I have the following question which I cannot seem to make any progress on:
Suppose that $T:C[0,1]\to C[0,1]$ is a linear operator satisfying that $Tf\geq 0$ whenever $f\geq 0$, and $T1=1$. Show that there exists a linear functional $\ell:C[0,1]$ satisfying $\ell(1)=1, \ell(f)\geq 0$ if $f\geq 0$ and $\ell(Tf)=\ell(f)$.
My biggest issue is with the last condition, I just don't see how we know enough about $T$ to construct something that satisfies this. An obvious candidate would be $T^{-1}$ but how do we know that even exists or is well defined?

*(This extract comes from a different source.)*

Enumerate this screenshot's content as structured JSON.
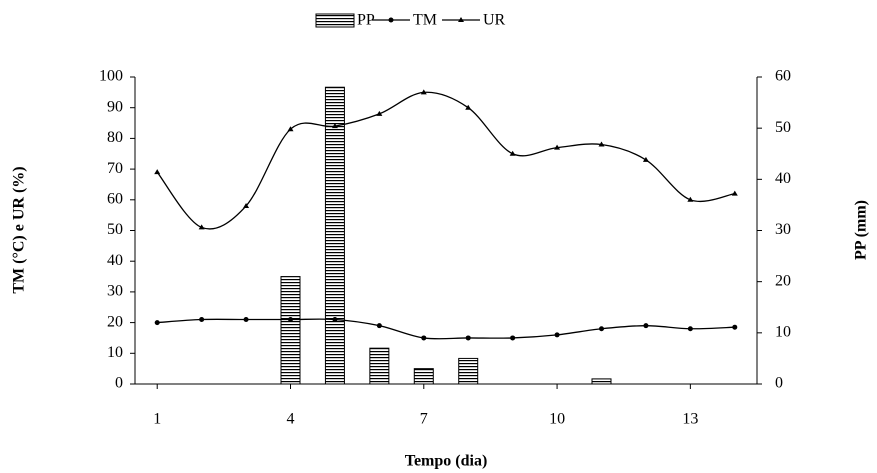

Your positive operator $T$ is given by a Markov kernel, i.e., $Tf(x)=\int f(y)\,k(x,dy)$ where $k$ is a kernel of probability measures on $[0,1]$. The positive linear functional that you want is given by an invariant probability measure $\pi$, that is, a measure that satisfies $k(x,dy)\pi(dx)=\pi(dy).$ In this case, for $\ell(f):=\int f \,d\pi$ we have $\ell(Tf)=\ell(f)$.
The existence of such a $\pi$ is guaranteed by the Markov-Kakutani fixed point theorem, see What is a stationary measure? by Alex Furman.